Guys, take a survey.
On a skateboard, people are more likely to choose between one dual-drive controller or two single-drive controllers.
What’s a better one side current?
Guys, take a survey.
2 singles for reliability (my heavy duty board uses singles), 1 dual for compactness (the smaller street boards run duals)
most recent experiences:
Depends on which ones they are and how you wire them. I’ve had multiple bad experiences recently using a pair of Trampa MKIVs with that momentary button wiring they support.
in my opinion, its more reliable to run two singles on an e-switch or a loop key, with loop key being most reliable.
building is easier with duals though. BKB Zenith / unity is dead simple. Trampa HD60 has some button wiring to do but its also easier than duals with that funny button wiring or an e-switch. Stormcore is just as easy but it’s fat. Spintend UBOX is fatter but there’s no external receiver (if you get the integrated one) so you don’t need room for it. Fat ones make you arrange things funny in single stack enclosures sometimes but in big boards they’re gold.
but two singles over CAN and an eswitch are usually my go-to for more powerful builds. When you use that trampa button wiring trick and the ESC fails or error codes it will fail in a way that requires you to open the enclosure to resolve. With an eswitch or loop key you can just reset it and roll again.
What is the trick?
you can use a single Normally Closed momentary LED pushbutton to turn on and off one or more of the trampa VESCs via their built in mosfet switches. this is for the HD60 but you can do it with the singles as well.
You have an eswitch to recommend ?
@Gamer43 for e-switch expertise
U woke him…
They have no built in mosfet switches. They can hibernate. If only one turns on, simply spin a wheel on the other one, and then both are on. No need to open anything.

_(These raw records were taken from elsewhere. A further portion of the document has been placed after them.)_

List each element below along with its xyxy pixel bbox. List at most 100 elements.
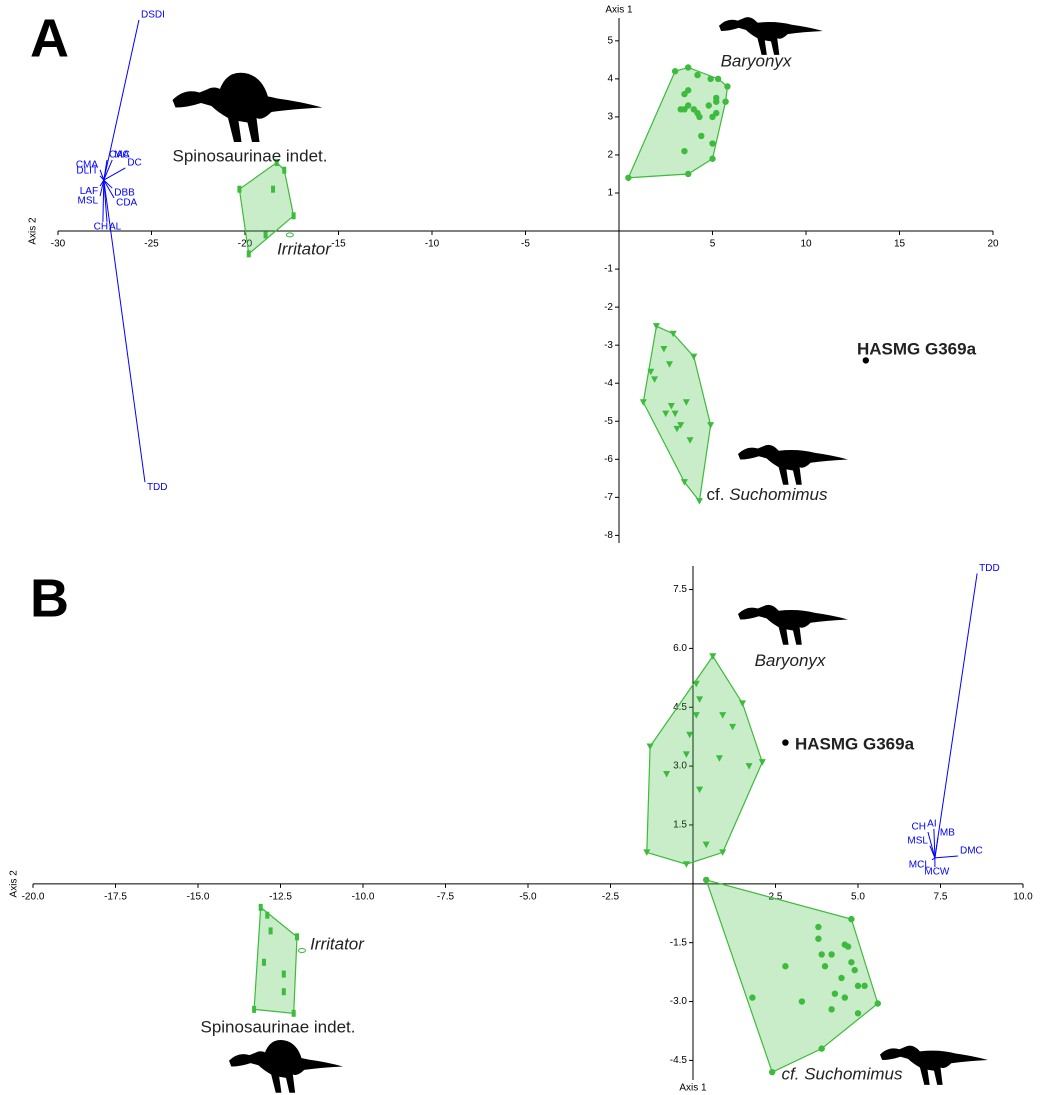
point [271,186,275,193]
point [282,988,286,995]
vector-label: TDD [147,482,168,493]
x-tick-label: -10 [425,239,440,250]
point [855,1010,861,1016]
y-tick-label: 3 [607,112,613,123]
point [822,963,828,969]
x-tick-label: -12.5 [269,891,292,902]
point [625,175,631,181]
y-tick-label: -2 [604,302,613,313]
series-label: Spinosaurinae indet. [172,146,327,165]
y-tick-label: -7 [604,492,613,503]
vector-label: DSDI [141,10,165,21]
x-tick-label: -15.0 [187,891,210,902]
series-label: HASMG G369a [795,734,915,753]
y-tick-label: -6 [604,454,613,465]
point [815,936,821,942]
point [703,877,709,883]
vector-label: DMC [960,846,983,857]
x-tick-label: -10.0 [352,891,375,902]
point [709,140,715,146]
point [282,971,286,978]
series-label: Irritator [277,239,332,258]
y-tick-label: 7.5 [673,584,687,595]
point [262,959,266,966]
point [681,91,687,97]
point [861,983,867,989]
series-label: Irritator [310,934,365,953]
point [696,114,702,120]
panel: B-20.0-17.5-15.0-12.5-10.0-7.5-5.0-2.52.… [9,563,1034,1094]
figure: A-30-25-20-15-10-5510152054321-1-2-3-4-5… [0,0,1040,1095]
point [685,64,691,70]
y-tick-label: 6.0 [673,643,687,654]
y-tick-label: 1 [607,188,613,199]
point [685,171,691,177]
y-tick-label: 4 [607,74,613,85]
point [819,951,825,957]
loading-vector [104,168,126,180]
series-label: HASMG G369a [857,339,977,358]
point [282,167,286,174]
x-tick-label: -5.0 [519,891,537,902]
x-tick-label: -15 [331,239,346,250]
vector-label: MSL [78,196,99,207]
point [875,1000,881,1006]
silhouette [738,605,848,645]
y-axis-title: Axis 2 [9,870,20,898]
point [265,912,269,919]
vector-label: DLIT [76,166,98,177]
x-tick-label: -2.5 [602,891,620,902]
point [706,102,712,108]
point [845,943,851,949]
point [237,186,241,193]
point [698,133,704,139]
vector-label: DC [127,158,141,169]
point [855,983,861,989]
x-tick-label: 10 [800,239,812,250]
vector-label: MCW [924,867,950,878]
point [709,156,715,162]
x-tick-label: -25 [144,239,159,250]
y-tick-label: 5 [607,35,613,46]
series-label: Baryonyx [755,651,826,670]
point [815,924,821,930]
point [782,739,788,745]
x-tick-label: 7.5 [934,891,948,902]
point [852,967,858,973]
point [819,1045,825,1051]
x-tick-label: -5 [521,239,530,250]
loading-vector [935,838,938,858]
point [715,76,721,82]
panel-label: A [30,8,69,68]
point [252,1006,256,1013]
y-tick-label: -1.5 [670,937,688,948]
series-label: cf. Suchomimus [782,1064,903,1083]
vector-label: CDA [116,198,137,209]
vector-label: CH [912,822,926,833]
silhouette [173,73,323,142]
point [292,1010,296,1017]
point [707,76,713,82]
loading-vector [935,856,958,858]
point [269,927,273,934]
point [683,861,690,868]
convex-hull [706,880,878,1072]
point [713,95,719,101]
x-tick-label: 5.0 [851,891,865,902]
series-label: cf. Suchomimus [707,485,828,504]
y-tick-label: -4.5 [670,1055,688,1066]
loading-vector [935,573,977,857]
y-tick-label: -3 [604,340,613,351]
vector-label: MB [940,828,955,839]
vector-label: MSL [907,835,928,846]
x-tick-label: 15 [894,239,906,250]
y-tick-label: -4 [604,378,613,389]
point [694,72,700,78]
point [848,959,854,965]
point [298,949,305,953]
loading-vector [103,180,104,222]
silhouette [738,445,848,485]
x-tick-label: 5 [710,239,716,250]
series-label: Spinosaurinae indet. [200,1017,355,1036]
vector-label: AI [927,819,936,830]
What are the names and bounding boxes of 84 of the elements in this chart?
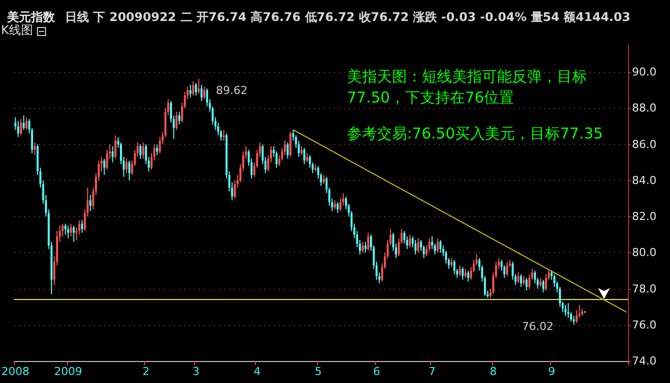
y-tick-label: 90.0 xyxy=(632,66,656,79)
candlestick xyxy=(564,304,566,316)
candlestick xyxy=(362,241,364,254)
candlestick xyxy=(467,270,470,282)
candlestick xyxy=(367,232,370,252)
x-tick-label: 7 xyxy=(428,365,436,378)
candlestick xyxy=(203,86,206,100)
candlestick xyxy=(464,268,466,278)
candlestick xyxy=(306,152,308,163)
candlestick xyxy=(194,82,197,96)
candlestick xyxy=(450,258,453,268)
candlestick xyxy=(26,116,28,130)
y-tick-label: 88.0 xyxy=(632,102,656,115)
candlestick xyxy=(89,194,92,212)
y-tick-label: 76.0 xyxy=(632,318,656,332)
x-tick-label: 9 xyxy=(548,365,556,378)
candlestick xyxy=(112,146,114,163)
candlestick xyxy=(126,158,128,174)
chart-title: 美元指数 xyxy=(6,10,56,24)
candlestick xyxy=(72,225,75,242)
candlestick xyxy=(176,111,178,130)
y-tick-label: 80.0 xyxy=(632,246,656,260)
candlestick xyxy=(334,200,336,210)
candlestick xyxy=(156,144,158,156)
y-tick-label: 78.0 xyxy=(632,282,656,296)
x-tick-label: 6 xyxy=(373,365,380,378)
candlestick xyxy=(200,84,203,102)
candlestick xyxy=(189,84,192,98)
x-tick-label: 5 xyxy=(314,365,322,378)
annotation: 89.62 xyxy=(216,84,248,97)
candlestick xyxy=(458,264,461,277)
candlestick xyxy=(64,223,66,236)
candlestick xyxy=(526,277,528,292)
candlestick xyxy=(414,240,416,255)
candlestick xyxy=(520,274,522,288)
x-tick-label: 3 xyxy=(192,365,200,378)
candlestick xyxy=(34,142,36,156)
x-tick-label: 2008 xyxy=(1,365,30,378)
candlestick xyxy=(506,261,508,277)
candlestick xyxy=(22,114,25,130)
candlestick xyxy=(114,134,116,160)
candlestick xyxy=(364,241,366,254)
text: K线图 xyxy=(1,23,33,37)
candlestick xyxy=(70,223,72,237)
chart-subtitle: 日线 下 20090922 二 开76.74 高76.76 低76.72 收76.72 涨跌 -0.03 -0.04% 量54 额4144.03 xyxy=(65,10,630,24)
candlestick xyxy=(286,142,289,160)
candlestick xyxy=(322,174,325,185)
candlestick xyxy=(20,118,22,136)
candlestick xyxy=(128,160,130,181)
candlestick xyxy=(439,240,442,254)
x-tick-label: 8 xyxy=(490,365,497,378)
candlestick xyxy=(192,80,194,96)
candlestick xyxy=(303,147,306,165)
candlestick xyxy=(539,277,542,288)
candlestick xyxy=(336,202,339,214)
candlestick xyxy=(542,279,544,293)
candlestick xyxy=(81,220,84,234)
candlestick xyxy=(139,144,142,160)
candlestick xyxy=(103,158,106,176)
candlestick xyxy=(417,238,420,254)
x-tick-label: 2009 xyxy=(54,365,82,378)
candlestick xyxy=(517,272,520,284)
candlestick xyxy=(436,238,439,254)
y-tick-label: 74.0 xyxy=(632,354,656,368)
y-tick-label: 82.0 xyxy=(632,210,656,224)
candlestick xyxy=(408,234,411,248)
annotation: 参考交易:76.50买入美元，目标77.35 xyxy=(347,124,603,142)
annotation: 美指天图：短线美指可能反弹，目标77.50，下支持在76位置 xyxy=(347,68,587,106)
annotation: 76.02 xyxy=(522,320,554,333)
candlestick xyxy=(17,120,20,138)
y-tick-label: 84.0 xyxy=(632,174,656,187)
candlestick xyxy=(289,131,292,158)
candlestick xyxy=(462,266,464,280)
candlestick xyxy=(198,78,200,94)
candlestick xyxy=(142,142,144,160)
candlestick xyxy=(178,111,180,125)
candlestick xyxy=(453,259,456,275)
candlestick xyxy=(300,146,303,156)
y-tick-label: 86.0 xyxy=(632,138,656,151)
x-tick-label: 2 xyxy=(142,365,150,378)
candlestick xyxy=(522,276,525,286)
x-tick-label: 4 xyxy=(254,365,261,378)
candlestick xyxy=(567,302,570,318)
candlestick xyxy=(67,225,70,239)
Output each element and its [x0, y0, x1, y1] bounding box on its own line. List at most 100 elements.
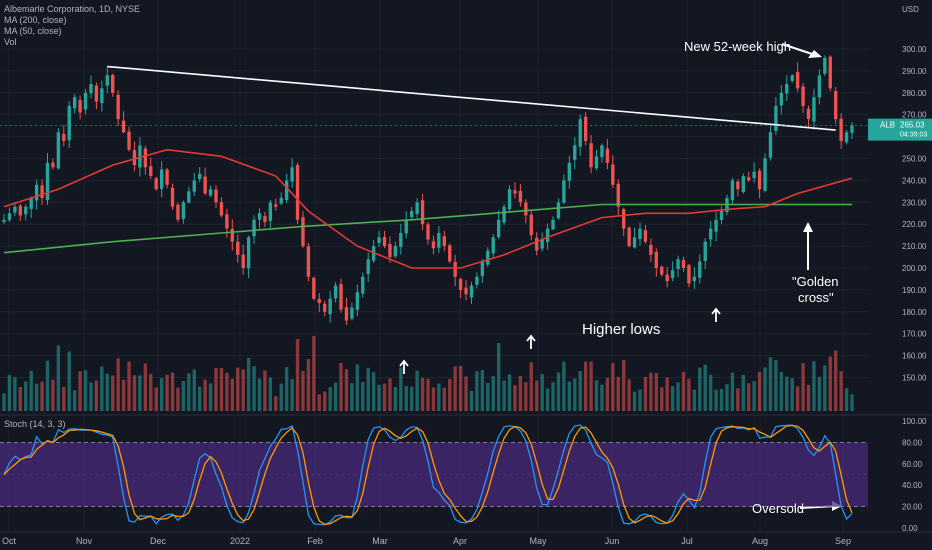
arrow-head	[808, 50, 822, 58]
candle-body	[708, 228, 713, 240]
arrow-head	[803, 222, 813, 232]
candle-body	[551, 219, 555, 230]
volume-bar	[692, 389, 697, 411]
time-tick-label: 2022	[230, 536, 250, 546]
time-tick-label: Feb	[307, 536, 323, 546]
volume-bar	[203, 379, 207, 411]
volume-bar	[708, 374, 713, 411]
volume-bar	[817, 376, 822, 411]
last-price-countdown: 04:39:03	[900, 132, 927, 139]
candle-body	[681, 259, 686, 268]
candle-body	[589, 143, 593, 168]
volume-bar	[355, 364, 360, 411]
volume-bar	[323, 391, 327, 411]
candle-body	[13, 206, 17, 213]
candle-body	[279, 197, 283, 204]
candle-body	[344, 307, 349, 321]
volume-bar	[676, 382, 680, 411]
volume-bar	[698, 367, 702, 411]
candle-body	[7, 213, 12, 221]
candle-body	[670, 270, 675, 279]
volume-bar	[274, 396, 278, 411]
candle-body	[448, 245, 452, 262]
candle-body	[665, 274, 669, 282]
candle-body	[132, 150, 137, 166]
candle-body	[268, 202, 273, 221]
candle-body	[121, 120, 126, 133]
candle-body	[801, 86, 805, 106]
candle-body	[203, 176, 207, 194]
candle-body	[556, 202, 561, 219]
candle-body	[214, 189, 218, 203]
volume-bar	[643, 376, 648, 411]
stochastic-pane	[0, 424, 868, 526]
volume-bar	[18, 387, 22, 411]
price-tick-label: 280.00	[902, 89, 927, 98]
candle-body	[410, 211, 414, 218]
volume-bar	[448, 378, 452, 411]
candle-body	[698, 261, 702, 278]
candle-body	[236, 241, 240, 255]
candle-body	[149, 166, 153, 177]
candle-body	[431, 241, 436, 249]
volume-bar	[795, 386, 800, 411]
candle-body	[828, 56, 832, 89]
stoch-d-line	[3, 424, 853, 525]
candle-body	[660, 266, 664, 275]
volume-bar	[458, 365, 463, 411]
volume-bar	[111, 375, 115, 411]
stoch-tick-label: 40.00	[902, 481, 923, 490]
candle-body	[518, 190, 523, 203]
volume-bar	[437, 383, 441, 411]
volume-bar	[600, 384, 604, 411]
volume-bar	[62, 387, 66, 411]
candle-body	[143, 148, 148, 168]
candle-body	[817, 75, 822, 98]
volume-bar	[78, 371, 82, 411]
candle-body	[763, 158, 767, 191]
volume-bar	[453, 366, 457, 411]
candle-body	[420, 200, 425, 225]
time-tick-label: Sep	[835, 536, 851, 546]
volume-bar	[768, 357, 773, 411]
volume-bar	[246, 357, 251, 411]
volume-bar	[687, 378, 691, 411]
volume-bar	[469, 390, 474, 411]
candle-body	[306, 246, 311, 277]
candle-body	[676, 259, 680, 270]
candle-body	[790, 75, 794, 81]
volume-bar	[573, 378, 577, 411]
volume-bar	[719, 388, 724, 411]
price-tick-label: 290.00	[902, 67, 927, 76]
candle-body	[377, 237, 381, 244]
candle-body	[426, 224, 430, 240]
volume-bar	[627, 379, 631, 411]
candle-body	[181, 202, 186, 220]
candle-body	[274, 204, 278, 207]
volume-bar	[295, 339, 300, 411]
candle-body	[540, 239, 544, 249]
volume-bar	[654, 373, 658, 411]
candle-body	[480, 261, 485, 277]
volume-bars	[2, 336, 854, 411]
candle-body	[83, 92, 88, 110]
volume-bar	[665, 377, 669, 411]
symbol-title: Albemarle Corporation, 1D, NYSE	[4, 4, 141, 14]
volume-bar	[268, 377, 273, 411]
volume-bar	[529, 362, 533, 411]
ma50-legend: MA (50, close)	[4, 26, 62, 36]
volume-bar	[464, 376, 468, 411]
candle-body	[839, 118, 843, 141]
candle-body	[785, 84, 789, 94]
price-tick-label: 230.00	[902, 198, 927, 207]
candle-body	[2, 219, 6, 223]
volume-bar	[312, 336, 316, 411]
volume-bar	[605, 377, 610, 411]
volume-bar	[350, 383, 354, 411]
candle-body	[649, 244, 653, 255]
volume-bar	[7, 375, 12, 411]
volume-bar	[757, 371, 762, 411]
volume-bar	[518, 375, 523, 411]
candle-body	[714, 219, 718, 232]
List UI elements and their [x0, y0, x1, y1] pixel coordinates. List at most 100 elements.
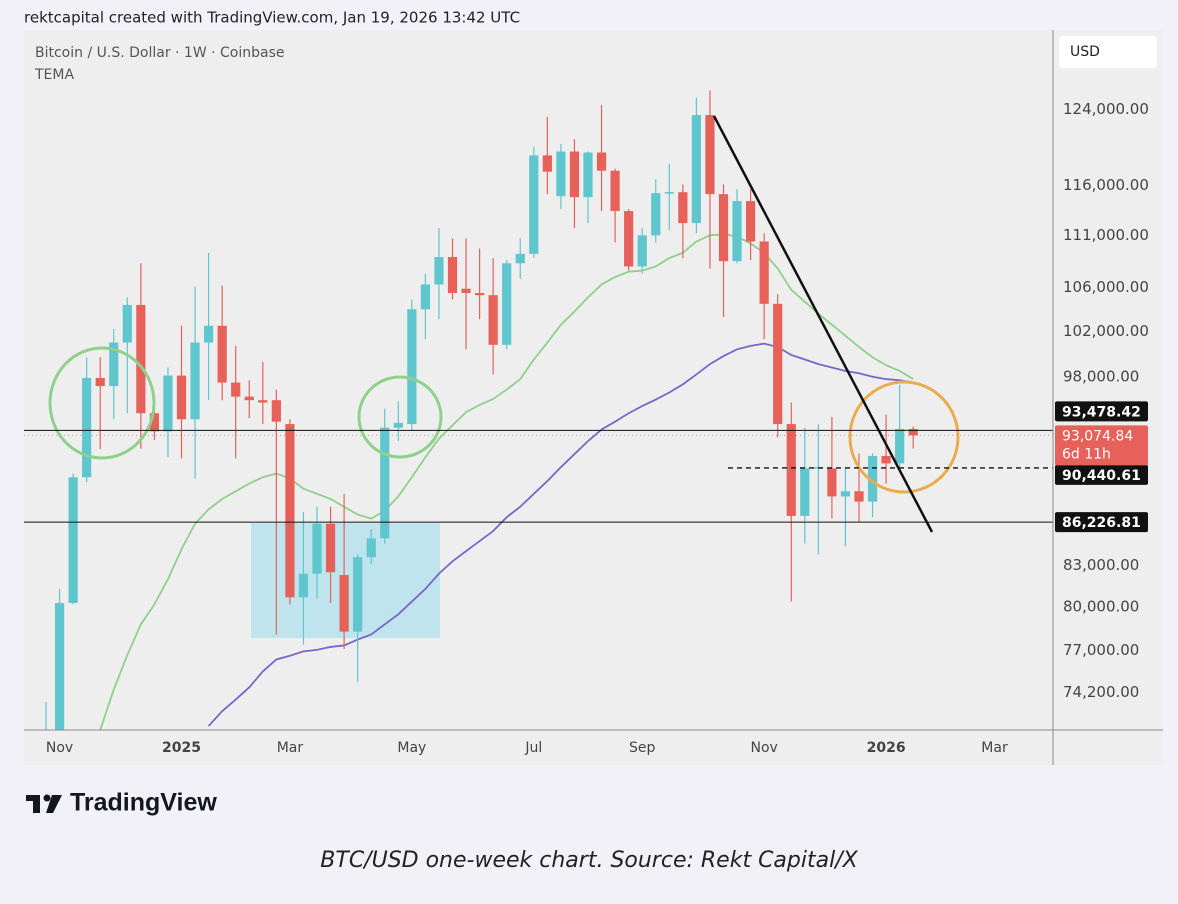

so what are you using to cut the power? or are you saying they never really do? or are you saying you don’t use mosfets and instead use something else?
when one is locked up in an error code and won’t turn off the button is useless and only turns the side on and off that isn’t malfunctioning. Then you have to disconnect the power. spinning the wheel doesn’t turn them off. In that situation it does nothing.
Oh yes this seems like a big issue.
Forcing noobs to let their battery die and try to reboot the unit that way…
well… unless you’re in discharge bypass… then it will just drop cell voltages to replacement values.
If those single units are foxboxes then yes, if not unity/stormcore all day long.
In that case there is an issue that needs resolving. Either the HW is damaged or something else is not quite right.
It’s some hacked together SR latch circuit made from diodes that disables the logic supply rails by disabling the buck converter.
Seems it works well enough, but it also means the power stage is fully energized with nothing asserting MOSFET pull down. This works fine for something like a power drill where everything in the system is well controlled. However, if something capacitively couples into the MOSFET gates, well…
Oh, and you still have to deal with the atrocious boot time.
Apparently the watchdog is enabled in vesc firmware, so it’s unlikely one will completely lock up to commands except in rare cases where main threads starve.
So just installing a switch I thought you meant these some hoops to jump thro to make it work on dule systems
To build it, in practice, what is the maximum speed of the skateboard in Km/h?
Have you tested how much A the drive motor reaches at the maximum speed?
For better construction and selection of more stable drives.